To compare all the columns/rows in TABLE1 to those in TABLE2 you can use the
EXCEPT function as follows:
SELECT * FROM TABLE1 EXCEPT SELECT * FROM TABLE2;
The above SQL will display all rows from TABLE1 that don’t match or exist on TABLE2. The number of columns being compared – and their data type – have to match and you can’t compare certain column types (such as CLOB/BLOB/XML). The nice thing about this, is the
EXCEPT function takes care of all the comparison details for you unlike when trying to use the
WHERE NOT EXISTS clause.
If at the same time you also want to know what columns/rows from TABLE2 don’t match or exist in TABLE1, reverse the order of the tables in a second
EXCEPT select query and join the two results with a
UNION clause. Example:
(SELECT * FROM TABLE1 EXCEPT SELECT * FROM TABLE2) UNION (SELECT * FROM TABLE2 EXCEPT SELECT * FROM TABLE1);
This will list out all the rows in TABLE1 that don’t exist or match on TABLE2 *AND* all the rows in TABLE2 that don’t match or exist in TABLE1. The problem with this SQL is it is difficult to tell from the output which table the row comes from. For example, if the row exists on both tables but there is a column value mismatch, the row will get printed twice – once for each
EXCEPT query. If a row doesn’t exist in the other table it will be listed once. Which table does it come from? To make it easier to identify which select/table the row is from, you can add a hard coded identifier to the select clause like the following:
SELECT J1.*, 'TABLE1' AS SRC_TBL FROM ( SELECT * FROM TABLE1 EXCEPT SELECT * FROM TABLE2 ) AS J1 UNION SELECT J2.*, 'TABLE2' AS SRC_TBL FROM ( SELECT * FROM TABLE2 EXCEPT SELECT * FROM TABLE1 ) AS J2 WITH UR;
There are many other options to fine tune the comparison such as using a
WHERE condition to only compare certain rows, or comparing specific columns by including the columns in the select clause – remember the number of columns selected from each table and their data type must match. You can also include a
FETCH FIRST n ROWS ONLY clause to avoid ‘run away’ comparisons.

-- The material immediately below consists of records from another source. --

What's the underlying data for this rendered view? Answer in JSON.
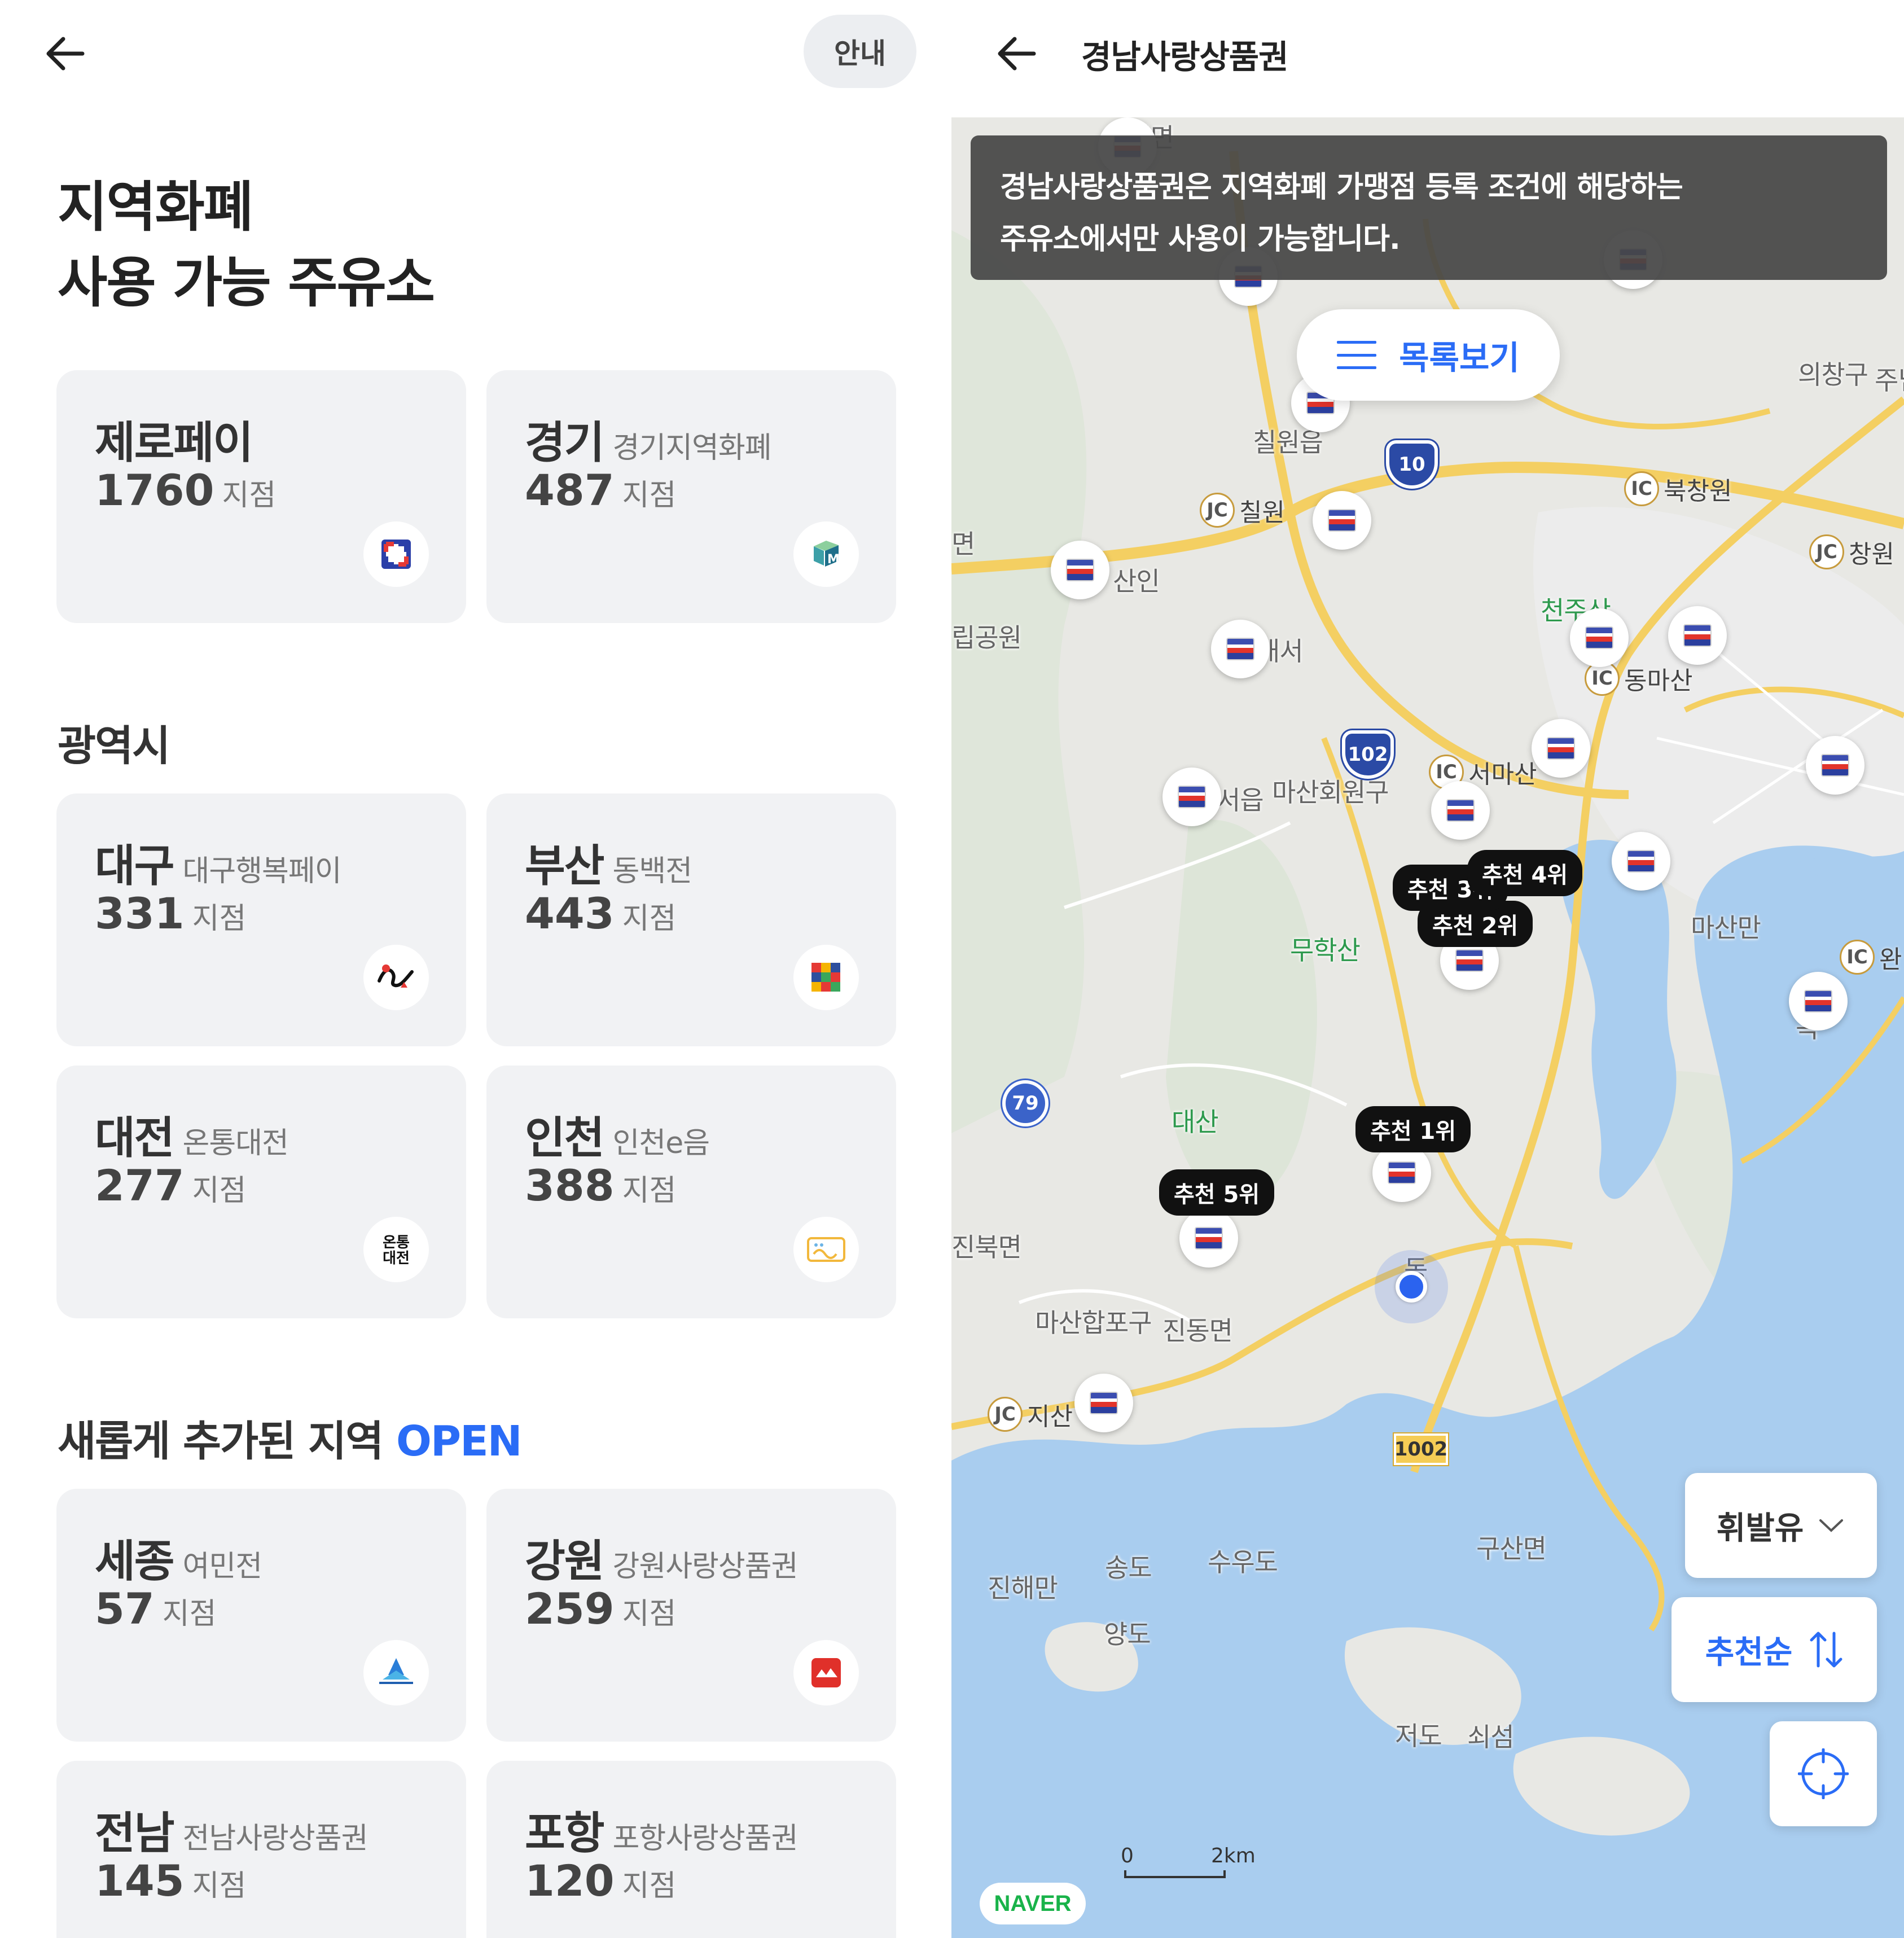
{
  "left": {
    "guide_label": "안내",
    "title_line1": "지역화폐",
    "title_line2": "사용 가능 주유소",
    "featured": [
      {
        "name": "제로페이",
        "sub": "",
        "count": "1760",
        "unit": "지점",
        "logo": "zeropay-logo"
      },
      {
        "name": "경기",
        "sub": "경기지역화폐",
        "count": "487",
        "unit": "지점",
        "logo": "gyeonggi-logo"
      }
    ],
    "metro_title": "광역시",
    "metro": [
      {
        "name": "대구",
        "sub": "대구행복페이",
        "count": "331",
        "unit": "지점",
        "logo": "daegu-logo"
      },
      {
        "name": "부산",
        "sub": "동백전",
        "count": "443",
        "unit": "지점",
        "logo": "busan-logo"
      },
      {
        "name": "대전",
        "sub": "온통대전",
        "count": "277",
        "unit": "지점",
        "logo": "daejeon-logo",
        "logo_text": "온통\n대전"
      },
      {
        "name": "인천",
        "sub": "인천e음",
        "count": "388",
        "unit": "지점",
        "logo": "incheon-logo"
      }
    ],
    "new_title": "새롭게 추가된 지역",
    "new_badge": "OPEN",
    "new_regions": [
      {
        "name": "세종",
        "sub": "여민전",
        "count": "57",
        "unit": "지점",
        "logo": "sejong-logo"
      },
      {
        "name": "강원",
        "sub": "강원사랑상품권",
        "count": "259",
        "unit": "지점",
        "logo": "gangwon-logo"
      },
      {
        "name": "전남",
        "sub": "전남사랑상품권",
        "count": "145",
        "unit": "지점",
        "logo": "jeonnam-logo"
      },
      {
        "name": "포항",
        "sub": "포항사랑상품권",
        "count": "120",
        "unit": "지점",
        "logo": "pohang-logo"
      }
    ]
  },
  "right": {
    "title": "경남사랑상품권",
    "notice_line1": "경남사랑상품권은 지역화폐 가맹점 등록 조건에 해당하는",
    "notice_line2": "주유소에서만 사용이 가능합니다.",
    "list_button": "목록보기",
    "fuel_select": "휘발유",
    "sort_label": "추천순",
    "ranks": [
      "추천 1위",
      "추천 2위",
      "추천 3위",
      "추천 4위",
      "추천 5위"
    ],
    "places": {
      "chilseo": "칠서면",
      "chilwon_eup": "칠원읍",
      "chilwon_jc": "칠원",
      "bukchangwon": "북창원",
      "uichang": "의창구",
      "juin": "주님",
      "changwon_jc": "창원",
      "naeseo": "내서",
      "sanin": "산인",
      "cheonjusan": "천주산",
      "dongmasan": "동마산",
      "seomasan": "서마산",
      "seoeup": "서읍",
      "masanhoewon": "마산회원구",
      "muhaksan": "무학산",
      "masanman": "마산만",
      "wan": "완",
      "daesan": "대산",
      "jinbuk": "진북면",
      "masanhappo": "마산합포구",
      "jindong": "진동면",
      "jisan": "지산",
      "gusan": "구산면",
      "jinhaeman": "진해만",
      "songdo": "송도",
      "suudo": "수우도",
      "yangdo": "양도",
      "jeodo": "저도",
      "soeseom": "쇠섬",
      "park": "립공원",
      "myeon": "면",
      "dong": "동",
      "gok": "곡"
    },
    "route_numbers": {
      "r10": "10",
      "r102": "102",
      "r79": "79",
      "r1002": "1002"
    },
    "scale_start": "0",
    "scale_end": "2km",
    "naver": "NAVER"
  }
}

I’m also assuming that the two tables being compared have the same primary/unique key defined. It’s not required, but if the table does not have a primary/unique key, it becomes difficult to sort the results in a way that makes the comparison easy to decipher.
Also take a look at the
INTERSECT function which can be used to identify all the rows that DO match.
You can read more about these functions on IBM’s website.
Have a great day!